Intercontinental Exchange (ICE), which controls the New York Stock Exchange, has no immediate plans to sell the bourse, according to Chief Executive Jeffrey Sprecher.
The NYSE may have the fastest earnings per share (EPS) growth of all the businesses ICE operates. ICE now expects the NYSE to become more profitable as a result of extensive ongoing restructuring, Sprecher said at a Goldman Sachs conference.
Sprecher said there were still "vestiges of bad habits" from those who previously ran the NYSE that ICE could re-examine to improve profitability. He added that ICE was updating the NYSE's technology to make it "simpler and cheaper to operate".

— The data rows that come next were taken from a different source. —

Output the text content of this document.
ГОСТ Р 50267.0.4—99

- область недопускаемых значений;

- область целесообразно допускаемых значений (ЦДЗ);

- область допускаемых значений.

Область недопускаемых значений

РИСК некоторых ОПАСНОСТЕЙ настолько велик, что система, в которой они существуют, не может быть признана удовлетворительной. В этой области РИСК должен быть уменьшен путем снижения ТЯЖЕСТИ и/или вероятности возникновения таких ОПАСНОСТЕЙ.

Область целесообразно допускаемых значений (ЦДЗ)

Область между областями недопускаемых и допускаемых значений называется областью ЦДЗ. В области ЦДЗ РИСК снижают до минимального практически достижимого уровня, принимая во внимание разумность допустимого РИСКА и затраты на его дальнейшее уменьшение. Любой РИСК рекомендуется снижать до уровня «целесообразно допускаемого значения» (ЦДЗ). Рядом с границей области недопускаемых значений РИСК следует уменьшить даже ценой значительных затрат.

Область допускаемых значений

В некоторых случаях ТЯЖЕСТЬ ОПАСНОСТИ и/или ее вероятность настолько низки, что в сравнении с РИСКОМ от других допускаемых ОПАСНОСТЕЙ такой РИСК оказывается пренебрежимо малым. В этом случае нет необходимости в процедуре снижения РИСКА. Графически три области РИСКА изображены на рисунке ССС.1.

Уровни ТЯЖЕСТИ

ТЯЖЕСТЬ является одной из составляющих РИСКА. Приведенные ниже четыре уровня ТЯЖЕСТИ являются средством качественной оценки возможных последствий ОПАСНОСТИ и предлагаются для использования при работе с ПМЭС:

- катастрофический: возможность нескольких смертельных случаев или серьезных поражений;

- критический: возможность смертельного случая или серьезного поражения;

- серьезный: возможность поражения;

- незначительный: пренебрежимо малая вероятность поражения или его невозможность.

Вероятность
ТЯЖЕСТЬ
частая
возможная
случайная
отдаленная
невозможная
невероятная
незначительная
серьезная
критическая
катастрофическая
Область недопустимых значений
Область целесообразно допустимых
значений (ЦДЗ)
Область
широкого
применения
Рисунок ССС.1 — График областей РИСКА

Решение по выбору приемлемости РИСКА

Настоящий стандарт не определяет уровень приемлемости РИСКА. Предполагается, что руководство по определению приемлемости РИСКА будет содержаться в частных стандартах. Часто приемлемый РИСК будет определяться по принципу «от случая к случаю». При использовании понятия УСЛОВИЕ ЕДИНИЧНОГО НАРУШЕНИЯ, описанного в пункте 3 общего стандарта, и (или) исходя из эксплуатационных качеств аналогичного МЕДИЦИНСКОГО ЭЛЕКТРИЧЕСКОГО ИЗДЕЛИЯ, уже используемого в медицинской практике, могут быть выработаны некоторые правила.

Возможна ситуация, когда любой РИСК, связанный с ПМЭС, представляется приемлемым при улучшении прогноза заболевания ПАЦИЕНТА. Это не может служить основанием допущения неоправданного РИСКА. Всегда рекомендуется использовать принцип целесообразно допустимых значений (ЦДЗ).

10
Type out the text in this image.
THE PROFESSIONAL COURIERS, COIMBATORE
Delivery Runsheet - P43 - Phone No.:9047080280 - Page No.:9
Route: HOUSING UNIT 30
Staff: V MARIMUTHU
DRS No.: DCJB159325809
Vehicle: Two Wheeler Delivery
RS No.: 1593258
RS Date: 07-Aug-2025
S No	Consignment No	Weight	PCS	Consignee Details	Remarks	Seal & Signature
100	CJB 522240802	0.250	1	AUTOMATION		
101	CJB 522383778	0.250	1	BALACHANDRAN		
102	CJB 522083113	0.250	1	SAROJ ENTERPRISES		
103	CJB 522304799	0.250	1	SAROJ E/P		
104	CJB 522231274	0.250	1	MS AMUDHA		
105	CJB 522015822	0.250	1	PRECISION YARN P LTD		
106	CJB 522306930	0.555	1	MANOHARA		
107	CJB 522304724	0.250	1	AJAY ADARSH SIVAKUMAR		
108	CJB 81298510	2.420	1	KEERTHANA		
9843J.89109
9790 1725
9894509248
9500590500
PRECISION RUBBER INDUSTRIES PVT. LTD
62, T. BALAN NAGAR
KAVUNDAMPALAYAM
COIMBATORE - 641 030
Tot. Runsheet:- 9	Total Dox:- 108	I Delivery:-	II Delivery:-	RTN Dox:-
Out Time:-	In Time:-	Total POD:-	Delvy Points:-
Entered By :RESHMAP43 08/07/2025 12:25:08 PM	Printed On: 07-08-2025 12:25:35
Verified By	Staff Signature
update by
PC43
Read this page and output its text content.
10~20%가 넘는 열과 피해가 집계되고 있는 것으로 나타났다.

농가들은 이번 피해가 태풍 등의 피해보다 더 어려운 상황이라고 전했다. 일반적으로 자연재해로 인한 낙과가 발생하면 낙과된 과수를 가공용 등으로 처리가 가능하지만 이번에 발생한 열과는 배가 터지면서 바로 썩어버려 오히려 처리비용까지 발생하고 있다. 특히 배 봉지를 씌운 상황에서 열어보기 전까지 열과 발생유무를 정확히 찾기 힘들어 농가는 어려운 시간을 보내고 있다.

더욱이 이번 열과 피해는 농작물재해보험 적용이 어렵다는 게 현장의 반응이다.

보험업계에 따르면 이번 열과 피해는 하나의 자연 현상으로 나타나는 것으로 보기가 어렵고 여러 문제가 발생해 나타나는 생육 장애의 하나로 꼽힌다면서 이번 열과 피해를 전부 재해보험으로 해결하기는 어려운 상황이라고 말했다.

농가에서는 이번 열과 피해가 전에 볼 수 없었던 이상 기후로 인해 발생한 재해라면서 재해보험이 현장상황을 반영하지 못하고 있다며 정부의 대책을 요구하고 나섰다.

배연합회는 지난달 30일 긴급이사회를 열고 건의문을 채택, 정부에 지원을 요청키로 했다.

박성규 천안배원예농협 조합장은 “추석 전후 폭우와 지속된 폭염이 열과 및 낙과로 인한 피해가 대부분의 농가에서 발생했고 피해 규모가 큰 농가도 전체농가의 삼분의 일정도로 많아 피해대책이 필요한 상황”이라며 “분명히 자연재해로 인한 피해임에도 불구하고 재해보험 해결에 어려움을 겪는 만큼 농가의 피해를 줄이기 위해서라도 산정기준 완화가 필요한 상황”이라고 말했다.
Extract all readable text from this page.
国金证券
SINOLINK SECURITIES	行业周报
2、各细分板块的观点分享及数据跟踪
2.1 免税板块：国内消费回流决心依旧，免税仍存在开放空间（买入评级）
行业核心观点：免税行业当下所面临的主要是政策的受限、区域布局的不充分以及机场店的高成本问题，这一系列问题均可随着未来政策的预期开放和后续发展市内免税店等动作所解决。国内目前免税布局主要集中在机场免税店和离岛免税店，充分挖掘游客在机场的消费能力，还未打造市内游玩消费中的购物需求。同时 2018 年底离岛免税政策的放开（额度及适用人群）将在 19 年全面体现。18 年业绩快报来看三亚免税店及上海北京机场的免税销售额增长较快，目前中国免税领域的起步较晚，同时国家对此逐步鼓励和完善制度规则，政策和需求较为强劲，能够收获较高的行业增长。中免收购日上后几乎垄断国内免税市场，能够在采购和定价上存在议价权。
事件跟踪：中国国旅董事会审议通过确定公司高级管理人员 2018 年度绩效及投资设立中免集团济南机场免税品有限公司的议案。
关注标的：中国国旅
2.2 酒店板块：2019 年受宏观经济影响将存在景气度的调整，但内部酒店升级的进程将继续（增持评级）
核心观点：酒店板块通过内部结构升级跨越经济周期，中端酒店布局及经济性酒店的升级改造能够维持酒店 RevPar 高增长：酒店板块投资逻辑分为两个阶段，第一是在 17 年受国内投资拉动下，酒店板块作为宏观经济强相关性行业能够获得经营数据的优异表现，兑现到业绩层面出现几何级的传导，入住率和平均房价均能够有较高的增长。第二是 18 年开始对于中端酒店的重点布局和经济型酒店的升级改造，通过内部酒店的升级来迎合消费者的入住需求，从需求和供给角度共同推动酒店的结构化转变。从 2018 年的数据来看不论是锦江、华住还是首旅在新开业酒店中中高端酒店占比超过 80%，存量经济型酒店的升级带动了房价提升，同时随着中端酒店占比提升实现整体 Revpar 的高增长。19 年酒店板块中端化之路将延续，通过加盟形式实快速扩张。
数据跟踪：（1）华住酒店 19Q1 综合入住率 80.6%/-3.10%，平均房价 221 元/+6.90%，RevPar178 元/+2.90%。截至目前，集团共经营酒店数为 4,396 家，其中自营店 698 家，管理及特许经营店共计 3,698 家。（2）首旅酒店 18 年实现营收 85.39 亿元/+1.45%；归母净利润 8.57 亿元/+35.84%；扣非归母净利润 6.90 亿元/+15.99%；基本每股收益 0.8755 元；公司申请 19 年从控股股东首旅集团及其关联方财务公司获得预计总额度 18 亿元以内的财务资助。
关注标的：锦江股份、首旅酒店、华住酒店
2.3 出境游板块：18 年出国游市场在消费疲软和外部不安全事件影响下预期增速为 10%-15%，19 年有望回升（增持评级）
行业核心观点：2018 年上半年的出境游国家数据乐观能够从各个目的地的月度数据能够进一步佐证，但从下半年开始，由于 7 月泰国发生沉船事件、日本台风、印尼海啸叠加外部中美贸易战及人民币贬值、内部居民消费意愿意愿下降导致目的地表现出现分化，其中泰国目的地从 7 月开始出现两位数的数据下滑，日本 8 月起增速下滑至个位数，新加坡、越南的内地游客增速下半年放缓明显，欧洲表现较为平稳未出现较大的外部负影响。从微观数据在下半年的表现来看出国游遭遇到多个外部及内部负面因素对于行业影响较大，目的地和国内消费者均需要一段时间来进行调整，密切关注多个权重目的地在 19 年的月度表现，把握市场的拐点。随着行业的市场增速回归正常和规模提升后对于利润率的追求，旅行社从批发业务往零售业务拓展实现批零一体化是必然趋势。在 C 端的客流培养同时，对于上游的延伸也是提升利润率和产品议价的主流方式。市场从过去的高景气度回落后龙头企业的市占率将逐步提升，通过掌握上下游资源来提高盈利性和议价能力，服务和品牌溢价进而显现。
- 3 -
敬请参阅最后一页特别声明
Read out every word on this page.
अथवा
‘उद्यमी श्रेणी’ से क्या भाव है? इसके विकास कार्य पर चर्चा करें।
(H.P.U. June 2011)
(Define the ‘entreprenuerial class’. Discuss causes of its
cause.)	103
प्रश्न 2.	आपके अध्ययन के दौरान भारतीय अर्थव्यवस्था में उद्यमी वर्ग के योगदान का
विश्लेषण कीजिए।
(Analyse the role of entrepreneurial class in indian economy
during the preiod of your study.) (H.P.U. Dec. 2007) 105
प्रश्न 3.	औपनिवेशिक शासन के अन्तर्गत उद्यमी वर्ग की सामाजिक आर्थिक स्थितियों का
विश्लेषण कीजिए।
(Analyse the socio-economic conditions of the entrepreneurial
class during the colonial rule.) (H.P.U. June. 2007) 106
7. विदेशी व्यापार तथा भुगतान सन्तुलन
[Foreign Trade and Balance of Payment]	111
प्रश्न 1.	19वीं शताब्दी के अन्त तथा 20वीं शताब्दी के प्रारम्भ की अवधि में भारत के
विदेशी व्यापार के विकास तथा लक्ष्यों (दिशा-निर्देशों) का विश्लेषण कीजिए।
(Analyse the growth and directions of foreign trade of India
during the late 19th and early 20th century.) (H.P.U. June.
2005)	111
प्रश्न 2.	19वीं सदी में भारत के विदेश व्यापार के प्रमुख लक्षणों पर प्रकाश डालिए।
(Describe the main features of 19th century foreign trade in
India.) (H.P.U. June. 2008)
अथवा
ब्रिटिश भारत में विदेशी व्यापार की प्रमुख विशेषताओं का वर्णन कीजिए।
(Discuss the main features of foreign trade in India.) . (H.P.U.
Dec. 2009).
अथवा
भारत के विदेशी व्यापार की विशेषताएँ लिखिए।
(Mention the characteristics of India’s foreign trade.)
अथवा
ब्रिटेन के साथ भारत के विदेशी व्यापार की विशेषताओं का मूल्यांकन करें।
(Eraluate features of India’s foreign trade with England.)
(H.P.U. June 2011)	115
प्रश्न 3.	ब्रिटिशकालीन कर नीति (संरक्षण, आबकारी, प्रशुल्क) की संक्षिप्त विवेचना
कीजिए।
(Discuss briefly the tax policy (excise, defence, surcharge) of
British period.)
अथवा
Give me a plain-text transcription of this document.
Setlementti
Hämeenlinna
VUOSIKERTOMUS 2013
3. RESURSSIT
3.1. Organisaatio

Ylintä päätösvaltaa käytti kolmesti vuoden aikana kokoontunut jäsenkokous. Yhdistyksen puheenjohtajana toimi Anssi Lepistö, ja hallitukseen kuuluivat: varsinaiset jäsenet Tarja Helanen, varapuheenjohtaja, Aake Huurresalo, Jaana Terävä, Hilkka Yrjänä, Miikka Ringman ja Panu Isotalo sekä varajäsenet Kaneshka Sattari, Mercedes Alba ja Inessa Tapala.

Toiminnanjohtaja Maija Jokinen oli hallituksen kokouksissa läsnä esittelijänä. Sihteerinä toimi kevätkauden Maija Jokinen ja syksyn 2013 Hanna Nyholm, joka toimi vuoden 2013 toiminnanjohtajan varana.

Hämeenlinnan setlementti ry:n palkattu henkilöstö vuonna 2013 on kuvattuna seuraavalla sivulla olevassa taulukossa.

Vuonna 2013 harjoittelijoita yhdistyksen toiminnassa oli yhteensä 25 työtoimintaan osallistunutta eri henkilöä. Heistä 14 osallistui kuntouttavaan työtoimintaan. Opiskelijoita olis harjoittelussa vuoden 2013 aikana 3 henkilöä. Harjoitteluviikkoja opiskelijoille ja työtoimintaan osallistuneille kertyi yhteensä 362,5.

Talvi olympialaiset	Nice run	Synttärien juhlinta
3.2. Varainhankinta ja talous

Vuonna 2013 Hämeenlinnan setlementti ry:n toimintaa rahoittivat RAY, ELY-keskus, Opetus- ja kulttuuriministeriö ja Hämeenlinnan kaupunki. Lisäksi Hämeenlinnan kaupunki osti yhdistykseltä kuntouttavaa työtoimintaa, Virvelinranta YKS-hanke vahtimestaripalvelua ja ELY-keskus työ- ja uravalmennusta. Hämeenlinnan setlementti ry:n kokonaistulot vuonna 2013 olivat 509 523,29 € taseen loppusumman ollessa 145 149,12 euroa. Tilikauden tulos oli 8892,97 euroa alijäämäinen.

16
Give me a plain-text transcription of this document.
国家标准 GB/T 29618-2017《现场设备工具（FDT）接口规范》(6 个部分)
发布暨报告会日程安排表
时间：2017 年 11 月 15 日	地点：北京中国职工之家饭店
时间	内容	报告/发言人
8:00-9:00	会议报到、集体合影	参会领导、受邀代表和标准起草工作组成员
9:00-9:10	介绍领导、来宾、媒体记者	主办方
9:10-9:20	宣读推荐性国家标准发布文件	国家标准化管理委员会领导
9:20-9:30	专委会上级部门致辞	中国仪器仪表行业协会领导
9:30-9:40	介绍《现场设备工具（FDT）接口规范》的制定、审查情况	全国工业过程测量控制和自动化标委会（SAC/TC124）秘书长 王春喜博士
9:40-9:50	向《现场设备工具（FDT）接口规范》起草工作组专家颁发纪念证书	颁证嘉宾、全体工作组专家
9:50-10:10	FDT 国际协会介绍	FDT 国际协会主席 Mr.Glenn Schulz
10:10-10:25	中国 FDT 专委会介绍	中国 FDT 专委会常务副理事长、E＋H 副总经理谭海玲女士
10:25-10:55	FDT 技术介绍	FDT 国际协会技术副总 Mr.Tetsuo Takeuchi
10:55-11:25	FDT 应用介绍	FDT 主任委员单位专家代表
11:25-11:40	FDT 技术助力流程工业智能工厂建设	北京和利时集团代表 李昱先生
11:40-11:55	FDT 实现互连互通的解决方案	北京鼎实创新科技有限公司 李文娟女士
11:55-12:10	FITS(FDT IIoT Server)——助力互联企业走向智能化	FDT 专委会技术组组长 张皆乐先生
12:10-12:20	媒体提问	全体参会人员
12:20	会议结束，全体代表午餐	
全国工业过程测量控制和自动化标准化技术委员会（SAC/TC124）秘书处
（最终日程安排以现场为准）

"How long will I own the business? I'm not wedded to any business that we have. I'm wedded to providing earnings growth for our shareholders.
"We're not afraid to exit businesses where we think we've performed our magic and have moved on, but for now, [the New York bourse] is a really great EPS growth company."
ICE has left the NYSE's trading floor intact despite the fact that nearly all stock trading is now done electronically. ICE, which has closed physical trading spaces at other exchanges, has said the branding opportunities associated with the iconic trading floor at 11 Wall Street make it valuable.
ICE, which also controls the bourses in Paris, Brussels, Lisbon and Amsterdam, sold off the NYSE's Euronext division in June, alongside parts of its technology business, triggering speculation that a sale of the NYSE itself was next.
Stock exchanges generally have thinner profit margins than derivatives exchanges which ICE has traditionally specialised in running, and American stock trading volumes have dropped considerably over the past several years.
Competition from broker-run private trading systems also has taken business away from exchanges, which now make most of their money selling market data, technology and other services, Reuters reported.
ICE acquired NYSE for $11bn (£7bn, €8.8bn) in November 2013 in order to gain control of Liffe, Europe's No 2 derivatives market.